Are your customers going to buy from you because you're on Twitter?
Co-founder Jack Dorsey, a 36 year old tech titan, and now CEO of small business payment technology, Square, has built his billions on knowing what small businesses want and need. Square is the fastest growing small business payments technology in the world today, and through his small business meetings in Town Halls throughout the US, Canada and Japan, #letstalk, he is educating small business owners to talk and support each other, rather than work alone.
This same crowd somehow have forgotten that there are many ways to talk to customers. While it is hard to invest in "being everything to everyone", Twitter has been revolutionary in our small business, creating contacts and a brand known in more countries than we operate, through 140 characters that share everything from the latest Marketing Eye blog, to opinions on politics and community, and the odd personal photograph - the latest being a picture of me hitting a golf ball at the driving range.
In the past, when Marketing Eye has invested in being very active on Twitter, we have gained one new client a week.
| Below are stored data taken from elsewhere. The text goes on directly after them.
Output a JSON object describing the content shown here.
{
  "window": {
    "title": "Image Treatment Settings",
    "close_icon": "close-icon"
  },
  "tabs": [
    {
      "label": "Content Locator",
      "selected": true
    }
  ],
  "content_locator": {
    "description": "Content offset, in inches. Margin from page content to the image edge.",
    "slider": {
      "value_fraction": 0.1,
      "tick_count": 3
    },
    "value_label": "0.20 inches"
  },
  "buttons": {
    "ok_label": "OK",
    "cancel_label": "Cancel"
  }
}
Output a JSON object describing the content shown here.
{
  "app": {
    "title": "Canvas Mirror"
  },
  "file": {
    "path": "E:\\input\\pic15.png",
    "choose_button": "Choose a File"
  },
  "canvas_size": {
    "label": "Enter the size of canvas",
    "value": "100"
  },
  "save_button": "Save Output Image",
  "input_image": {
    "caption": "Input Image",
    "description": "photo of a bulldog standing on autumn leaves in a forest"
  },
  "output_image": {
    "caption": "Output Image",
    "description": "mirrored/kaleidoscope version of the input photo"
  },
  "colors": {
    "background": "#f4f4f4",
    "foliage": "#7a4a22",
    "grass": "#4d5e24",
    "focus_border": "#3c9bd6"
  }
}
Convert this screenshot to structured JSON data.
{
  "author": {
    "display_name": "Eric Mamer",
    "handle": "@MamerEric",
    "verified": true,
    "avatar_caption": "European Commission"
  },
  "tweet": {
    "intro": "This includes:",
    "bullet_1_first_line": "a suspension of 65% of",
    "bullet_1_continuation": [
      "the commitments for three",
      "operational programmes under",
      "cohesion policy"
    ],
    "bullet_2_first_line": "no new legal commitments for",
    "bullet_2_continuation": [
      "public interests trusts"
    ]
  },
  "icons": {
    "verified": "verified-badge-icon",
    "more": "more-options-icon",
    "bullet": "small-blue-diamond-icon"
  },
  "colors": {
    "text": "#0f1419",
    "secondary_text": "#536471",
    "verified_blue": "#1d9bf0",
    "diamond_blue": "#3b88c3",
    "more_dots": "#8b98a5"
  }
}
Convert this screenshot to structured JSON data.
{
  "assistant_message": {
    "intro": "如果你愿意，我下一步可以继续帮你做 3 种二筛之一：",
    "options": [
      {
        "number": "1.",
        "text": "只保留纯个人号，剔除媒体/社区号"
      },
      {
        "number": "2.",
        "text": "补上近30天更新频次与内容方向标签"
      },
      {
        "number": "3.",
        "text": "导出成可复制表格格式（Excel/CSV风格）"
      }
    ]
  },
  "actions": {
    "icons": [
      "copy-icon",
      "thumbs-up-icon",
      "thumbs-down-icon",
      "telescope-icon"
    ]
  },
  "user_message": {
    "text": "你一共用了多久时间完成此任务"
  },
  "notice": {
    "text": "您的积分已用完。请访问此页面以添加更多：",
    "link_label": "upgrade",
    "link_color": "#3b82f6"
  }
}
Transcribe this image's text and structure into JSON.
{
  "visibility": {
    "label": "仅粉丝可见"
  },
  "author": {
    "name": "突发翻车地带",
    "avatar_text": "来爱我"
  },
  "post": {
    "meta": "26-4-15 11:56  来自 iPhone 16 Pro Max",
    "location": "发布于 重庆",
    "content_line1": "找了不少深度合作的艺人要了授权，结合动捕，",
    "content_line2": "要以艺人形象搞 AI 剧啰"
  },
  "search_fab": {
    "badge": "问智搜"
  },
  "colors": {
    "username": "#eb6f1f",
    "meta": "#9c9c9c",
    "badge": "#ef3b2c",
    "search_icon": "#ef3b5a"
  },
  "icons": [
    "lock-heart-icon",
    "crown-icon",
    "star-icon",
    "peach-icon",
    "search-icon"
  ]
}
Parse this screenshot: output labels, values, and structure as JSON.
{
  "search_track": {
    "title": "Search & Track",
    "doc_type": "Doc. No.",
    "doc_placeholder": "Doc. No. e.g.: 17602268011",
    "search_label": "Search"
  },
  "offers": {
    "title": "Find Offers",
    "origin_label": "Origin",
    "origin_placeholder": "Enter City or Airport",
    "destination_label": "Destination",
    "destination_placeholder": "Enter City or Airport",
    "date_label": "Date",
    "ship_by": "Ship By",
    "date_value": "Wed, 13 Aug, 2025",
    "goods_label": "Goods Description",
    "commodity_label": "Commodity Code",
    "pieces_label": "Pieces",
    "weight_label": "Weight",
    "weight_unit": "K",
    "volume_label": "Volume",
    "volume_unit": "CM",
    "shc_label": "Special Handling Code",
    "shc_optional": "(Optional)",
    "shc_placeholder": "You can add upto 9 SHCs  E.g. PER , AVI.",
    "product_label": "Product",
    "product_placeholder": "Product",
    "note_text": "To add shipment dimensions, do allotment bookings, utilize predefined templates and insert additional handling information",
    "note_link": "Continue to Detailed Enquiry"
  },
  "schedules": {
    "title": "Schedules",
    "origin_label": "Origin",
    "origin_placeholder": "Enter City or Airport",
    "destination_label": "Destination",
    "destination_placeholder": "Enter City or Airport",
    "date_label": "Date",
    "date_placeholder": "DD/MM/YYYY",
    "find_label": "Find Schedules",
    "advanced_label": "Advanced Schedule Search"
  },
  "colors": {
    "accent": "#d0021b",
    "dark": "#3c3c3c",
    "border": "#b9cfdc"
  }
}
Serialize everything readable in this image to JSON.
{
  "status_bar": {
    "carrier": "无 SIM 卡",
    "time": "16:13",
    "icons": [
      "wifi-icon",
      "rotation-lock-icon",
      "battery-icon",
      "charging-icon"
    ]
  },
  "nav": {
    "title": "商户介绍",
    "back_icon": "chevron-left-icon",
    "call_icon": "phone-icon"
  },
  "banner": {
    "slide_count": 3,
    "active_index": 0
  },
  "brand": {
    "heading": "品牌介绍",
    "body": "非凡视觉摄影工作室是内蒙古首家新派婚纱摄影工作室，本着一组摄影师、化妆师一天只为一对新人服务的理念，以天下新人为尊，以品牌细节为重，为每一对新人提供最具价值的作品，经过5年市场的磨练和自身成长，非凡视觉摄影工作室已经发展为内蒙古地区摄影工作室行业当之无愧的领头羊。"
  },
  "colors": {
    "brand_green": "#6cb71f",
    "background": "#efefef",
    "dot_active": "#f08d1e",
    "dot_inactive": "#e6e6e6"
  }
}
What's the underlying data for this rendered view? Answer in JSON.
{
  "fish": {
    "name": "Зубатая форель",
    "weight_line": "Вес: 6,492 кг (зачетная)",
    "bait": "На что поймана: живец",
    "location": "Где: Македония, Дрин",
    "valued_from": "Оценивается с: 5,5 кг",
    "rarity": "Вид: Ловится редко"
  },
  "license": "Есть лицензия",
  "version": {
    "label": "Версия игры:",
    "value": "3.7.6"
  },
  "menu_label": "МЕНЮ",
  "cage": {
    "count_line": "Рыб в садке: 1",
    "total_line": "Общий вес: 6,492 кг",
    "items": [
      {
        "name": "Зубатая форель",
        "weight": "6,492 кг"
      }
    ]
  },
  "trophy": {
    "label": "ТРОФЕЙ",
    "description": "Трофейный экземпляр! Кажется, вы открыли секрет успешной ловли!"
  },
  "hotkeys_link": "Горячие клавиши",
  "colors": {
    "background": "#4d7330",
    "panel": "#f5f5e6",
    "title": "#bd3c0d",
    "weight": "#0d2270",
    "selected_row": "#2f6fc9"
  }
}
That means $24,000 per week for less than 2-hours of tweeting and responding to others that direct message us or include the Marketing Eye brand in their posts.
72 percent of Twitter followers are more likely to buy from companies they follow - so how do you as a small business leverage this?
- Share important company updates
- Be personal and never shy away from sharing the odd picture
- Reach out to prospects by following them and sending a direct message
- Support good causes and share with your followers
- Promote blogs and other opinion pieces
- Sign up for Hootsuite or a similar platform that provides powerful interaction mechanisms were you can pre-plan your tweeting schedule and provide analytics
- Start interactions with influencers
- Hashtag keywords and phrases with every post
- Use keywords so that your company comes up on searches
- Use platforms like www.manageflitter.com to build a two-way community
Be strategic on how you approach Twitter and its role in promoting your brand and lead generation, and do your research. Know what your competitors are doing and how they are interacting. Who are they following? Who follows them? What are they talking about?